Les règles sont claires

Le taux de réussite est défini comme la proportion de parties dans lesquelles l'interrogateur a décidé que le témoin était humain. Un interlocuteur décidant au hasard aurait ainsi une performance de 50%.

Les auteurs ont analysé 1400 parties. Ils ont créé 25 témoins artificiels différents, ou joueurs, à partir de l’API d’OpenAI. Ils utilisent un des deux modèles disponibles (GPT-3.5 ou GPT-4) et une “température” comme paramètre additionnel (= 0.2, 0.5 ou 1.0). Chaque système LLM a été configuré par un prompt spécifique décrivant notamment le contexte, la personnalité à incarner et quelques instructions sur la façon de répondre, ex: fautes d'orthographe, de grammaire ou de capitalisation. Les temps de réponse ont par ailleurs été normalisés, car un programme génère des réponses d’habitude plus vite qu’un humain.

Les résultats sont intéressants

  1. Dans 63% des cas, un témoin humain est identifié comme tel par un interrogateur.

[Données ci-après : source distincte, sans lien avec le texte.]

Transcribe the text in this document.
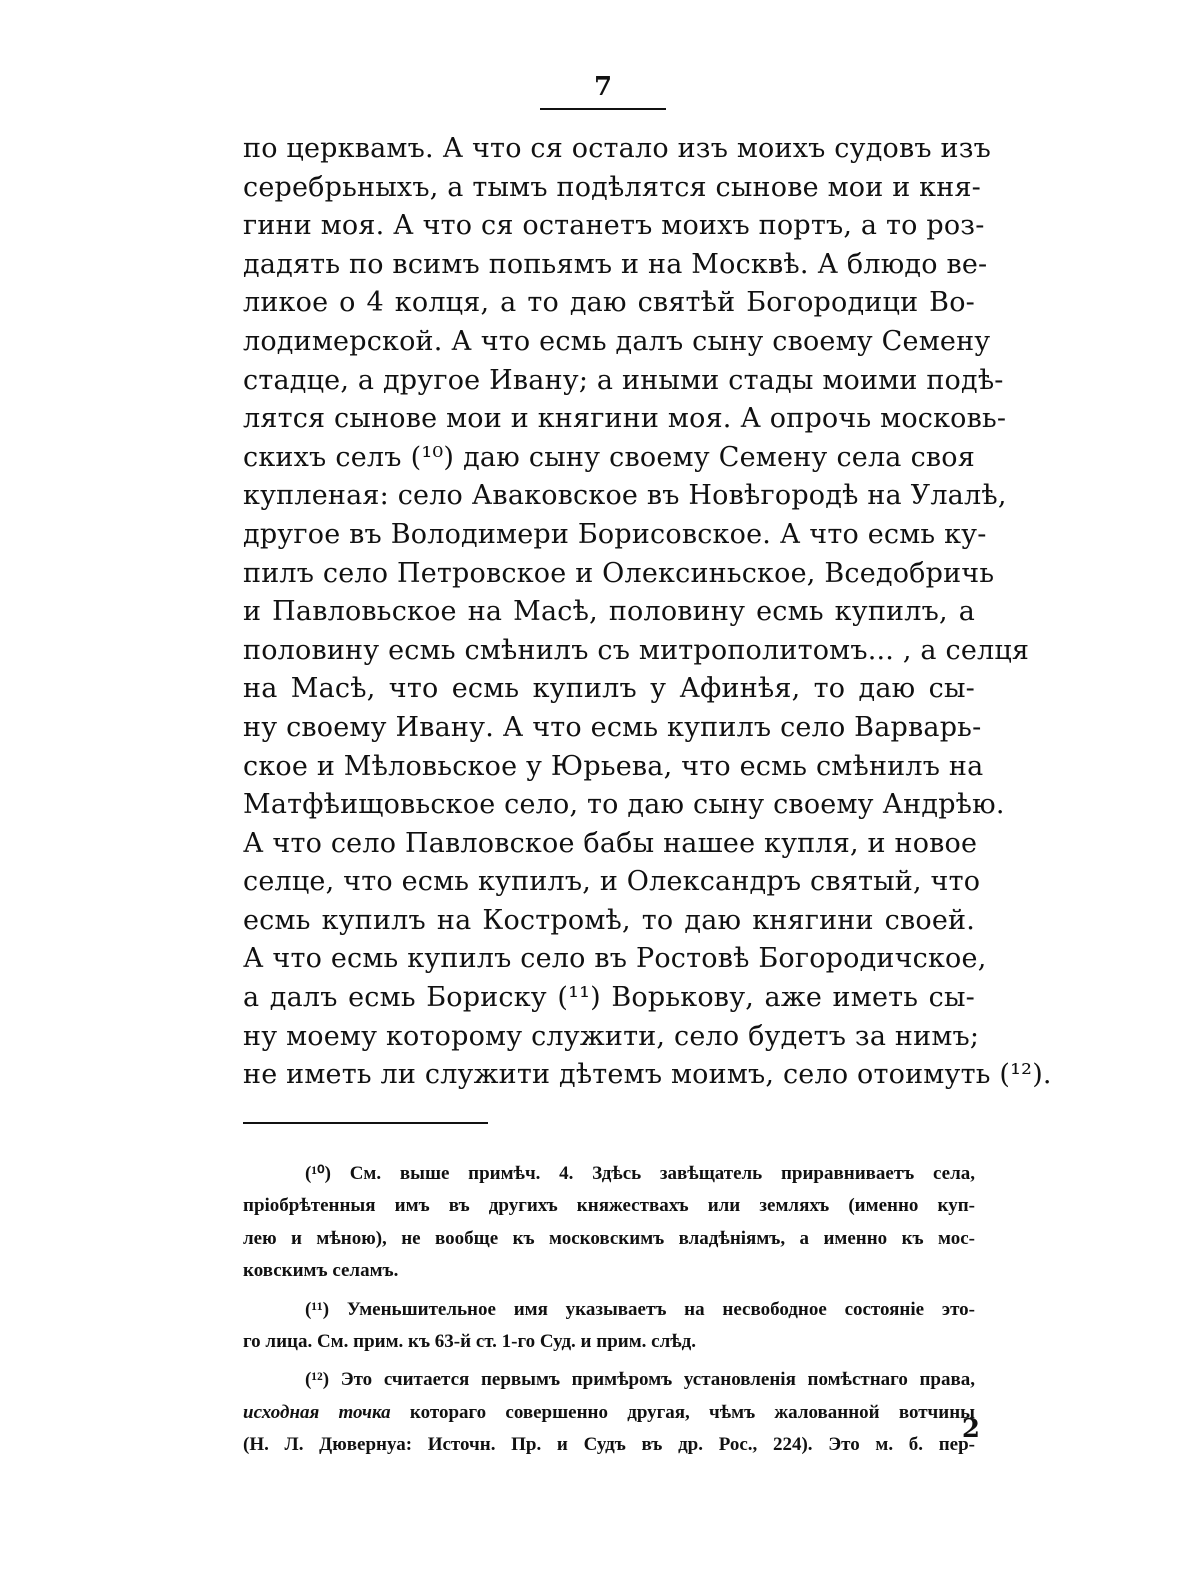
7
по церквамъ. А что ся остало изъ моихъ судовъ изъ
серебрьныхъ, а тымъ подѣлятся сынове мои и кня-
гини моя. А что ся останетъ моихъ портъ, а то роз-
дадять по всимъ попьямъ и на Москвѣ. А блюдо ве-
ликое о 4 колця, а то даю святѣй Богородици Во-
лодимерской. А что есмь далъ сыну своему Семену
стадце, а другое Ивану; а иными стады моими подѣ-
лятся сынове мои и княгини моя. А опрочь московь-
скихъ селъ (¹⁰) даю сыну своему Семену села своя
купленая: село Аваковское въ Новѣгородѣ на Улалѣ,
другое въ Володимери Борисовское. А что есмь ку-
пилъ село Петровское и Олексиньское, Вседобричь
и Павловьское на Масѣ, половину есмь купилъ, а
половину есмь смѣнилъ съ митрополитомъ... , а селця
на Масѣ, что есмь купилъ у Афинѣя, то даю сы-
ну своему Ивану. А что есмь купилъ село Варварь-
ское и Мѣловьское у Юрьева, что есмь смѣнилъ на
Матфѣищовьское село, то даю сыну своему Андрѣю.
А что село Павловское бабы нашее купля, и новое
селце, что есмь купилъ, и Олександръ святый, что
есмь купилъ на Костромѣ, то даю княгини своей.
А что есмь купилъ село въ Ростовѣ Богородичское,
а далъ есмь Бориску (¹¹) Ворькову, аже иметь сы-
ну моему которому служити, село будетъ за нимъ;
не иметь ли служити дѣтемъ моимъ, село отоимуть (¹²).
(¹⁰) См. выше примѣч. 4. Здѣсь завѣщатель приравниваетъ села,
пріобрѣтенныя имъ въ другихъ княжествахъ или земляхъ (именно куп-
лею и мѣною), не вообще къ московскимъ владѣніямъ, а именно къ мос-
ковскимъ селамъ.
(¹¹) Уменьшительное имя указываетъ на несвободное состояніе это-
го лица. См. прим. къ 63-й ст. 1-го Суд. и прим. слѣд.
(¹²) Это считается первымъ примѣромъ установленія помѣстнаго права,
исходная точка котораго совершенно другая, чѣмъ жалованной вотчины
(Н. Л. Дювернуа: Источн. Пр. и Судъ въ др. Рос., 224). Это м. б. пер-
2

  2. Le meilleur score de GPT-4 est de 41%.

  3. GPT-3.5 obtient de faibles scores.

  4. Le modèle ELIZA (1966) obtient un score de 27%.

Dans 37% des cas, un interrogateur humain a décidé que son interlocuteur était une machine, alors qu’il parlait en réalité avec un humain. Ce résultat est en soi digne d’intérêt, car on aurait pu s’attendre à un score plus élevé.

Selon certaines conditions de configuration (=le prompt), GPT-4 réussit à tromper les humains et passe pour un humain. Il satisfaisait donc le critère énoncé par Turing en 1950. Ajoutons deux précisions importantes : la configuration n’est pas tout à fait la même que le test de Turing, et un seuil à 50% serait plus convenable. Ça reste cependant un résultat notable. Cette performance est inattendue. Les auteurs la discutent en expliquant qu’une des raisons viendrait des réponses très neutres du programme. Les interrogateurs auraient aussi tendance à rejeter l’hypothèse d’un témoin artificiel car un programme répondrait mieux. Amusant.

Les valeurs absolues des performances ne sont pas réellement significatives, il est plus prudent de ne considérer que les ordres de grandeurs et les performances relatives. Si certains paramétrages de GPT-4 arrivent à tromper les interrogateurs, ses performances restent moins bonnes qu’une décision aléatoire (=c’est donc plutôt un échec). Il est assez rassurant que les témoins humains montrent de bien meilleures performances, même s'ils se trompent souvent.

Les auteurs notent que les décisions des interrogateurs sont principalement basées sur le style linguistique des réponses (35 %) et ce que les auteurs appellent des “traits socio-émotionnels” (27%), ce qui confirme à leurs yeux l'idée que l'intelligence n'est pas suffisante pour réussir le test de Turing. Je n’ai pas de commentaire intelligent à faire sur ce point.

Notons que les participants qui disent comprendre ces systèmes génératifs et ceux qui interagissent fréquemment avec eux n’ont pas obtenu des performances supérieures aux participants plus “naïfs”. Le niveau d’étude ne semble pas non plus avoir un impact sur les résultats.

Le test de Turing reste pertinent

Les auteurs concluent que malgré ses limites, le test de Turing reste pertinent comme outil d’évaluation des performances générales d’un agent conversationnel automatique. Le lecteur intéressé lira avec bonheur l’introduction du papier qui rappellent le cadre du débat.

L’étude montre de nombreuses limites, qui sont détaillées et discutées dans le papier. On attend donc une version améliorée avec beaucoup d’intérêt ! Gary Marcus en a aussi parlé

La mise en garde des auteurs

« Despite this, a success rate of 41% suggests that deception by AI models may already be likely, especially in contexts where human interlocutors are less alert to the possibility they are not speaking to a human. AI models that can robustly impersonate people could have widespread social and economic consequences. As model capabilities improve, it will become increasingly important to identify factors that lead to deception and strategies to mitigate it. » Jones & Bergen, 2023 (traduction libre)

Gageons que nous aurons une illustration très claire de ce risque lors de l'été 2024, lors de la course à la présidence états-unienne. Peut-être serait-il préférable que GPT-5 soit élu, à la place de Donald Trump.